Antara, Jurnalis · Senin 23 November 2020 02:03 WIB
https: img.okezone.com content 2020 11 22 406 2313949 waktu-kunjungan-di-benteng-marlborough-dan-rumah-pengasingan-soekarno-ditambah-gRGMbbhKIF.jpg Benteng Marlborough Bengkulu (Antara/Carminanda)

PEMERINTAH Provinsi Bengkulu menambah waktu kunjungan di dua destinasi wisata, yaitu Benteng Marlborough dan Rumah Pengasingan Bung Karno, hingga pukul 17.00 WIB.

Sebelumnya, sejak dibuka kembali pada Juli 2020, waktu kunjungan di dua situs bersejarah tersebut hanya sampai pukul 15.00 WIB.

"Sekarang waktu kunjungan ditambah dan dibuka mulai pukul 08.00 WIB hingga sore hari pukul 17.00 WIB," kata Kepala Dinas Pariwisata Provinsi Bengkulu Irsan Setiawan di Bengkulu seperti dilansir dari Antara, Minggu (22/11/2020).

Baca juga: Napak Tilas Sejarah di 4 Taman Air Peninggalan Raja-Raja

Ia menjelaskan penambahan waktu kunjungan di dua destinasi wisata sejarah di Kota Bengkulu itu berdasarkan surat pemberitahuan dari Balai Pelestarian Cagar Budaya Provinsi Jambi nomor: 1728/F7.7/HM/2020 tanggal 17 November 2020.

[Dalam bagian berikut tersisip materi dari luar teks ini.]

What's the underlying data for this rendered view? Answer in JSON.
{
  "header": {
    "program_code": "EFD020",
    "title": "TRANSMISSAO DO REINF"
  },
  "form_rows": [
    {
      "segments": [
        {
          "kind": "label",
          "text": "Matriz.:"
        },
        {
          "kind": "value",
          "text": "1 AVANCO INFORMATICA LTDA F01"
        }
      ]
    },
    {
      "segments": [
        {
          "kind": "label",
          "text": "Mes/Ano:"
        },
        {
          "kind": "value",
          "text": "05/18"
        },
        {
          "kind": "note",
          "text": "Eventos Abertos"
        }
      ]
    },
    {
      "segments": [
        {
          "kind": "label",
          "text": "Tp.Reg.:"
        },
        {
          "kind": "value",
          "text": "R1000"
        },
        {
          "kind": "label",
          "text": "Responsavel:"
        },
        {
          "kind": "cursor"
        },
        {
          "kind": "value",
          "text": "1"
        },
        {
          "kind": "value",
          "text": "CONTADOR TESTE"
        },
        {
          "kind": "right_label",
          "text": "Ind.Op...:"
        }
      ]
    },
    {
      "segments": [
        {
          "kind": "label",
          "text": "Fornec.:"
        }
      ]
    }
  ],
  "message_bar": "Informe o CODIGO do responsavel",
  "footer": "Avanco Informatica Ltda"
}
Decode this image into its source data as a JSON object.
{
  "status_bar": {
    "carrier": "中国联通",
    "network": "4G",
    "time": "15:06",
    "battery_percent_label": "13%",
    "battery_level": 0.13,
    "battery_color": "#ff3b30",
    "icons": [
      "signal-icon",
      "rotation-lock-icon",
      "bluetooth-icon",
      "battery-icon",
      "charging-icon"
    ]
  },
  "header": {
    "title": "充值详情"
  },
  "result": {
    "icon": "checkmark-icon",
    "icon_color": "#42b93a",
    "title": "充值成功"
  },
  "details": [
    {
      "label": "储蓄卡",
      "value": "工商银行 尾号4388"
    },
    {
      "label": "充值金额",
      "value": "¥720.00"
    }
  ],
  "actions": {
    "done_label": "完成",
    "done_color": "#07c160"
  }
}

Intinya, kata Irsan, surat tersebut berisi dukungan dari pihak Balai Pelestarian Cagar Budaya Provinsi Jambi untuk penambahan waktu kunjungan di Benteng Marlborough dan Rumah Pengasingan Bung Karno.

"Sebelumnya kami memang menyurati pihak balai dengan nomor: 556/092/DISPAR/2020 perihal penambahan jam kunjungan bagi wisatawan ke Benteng Marlborough dan Rumah Pengasingan Bung Karno dan mereka mendukung," ucap dia.

Ia menambahkan wisatawan yang berkunjung ke dua destinasi wisaya sejarah itu tetap diminta menerapkan protokol kesehatan guna mencegah penularan Covid-19.

Baca juga: Hari Pahlawan, Ini 6 Kuliner Favorit Presiden Soekarno

Wisatawan yang ingin berkunjung ke dua situs bersejarah itu wajib menerapkan protokol kesehatan seperti memakai masker dan menjaga jarak.

Irsan berharap dengan ditambahnya waktu kunjungan ke objek wisata ini dapat kembali meningkatkan kunjungan wisatawan ke Bengkulu.

Dengan begitu, kata dia, perekonomian di Bengkulu pun diharapkan akan kembali bangkit, seiring dengan kembali meningkatnya jumlah kunjungan wisatawan.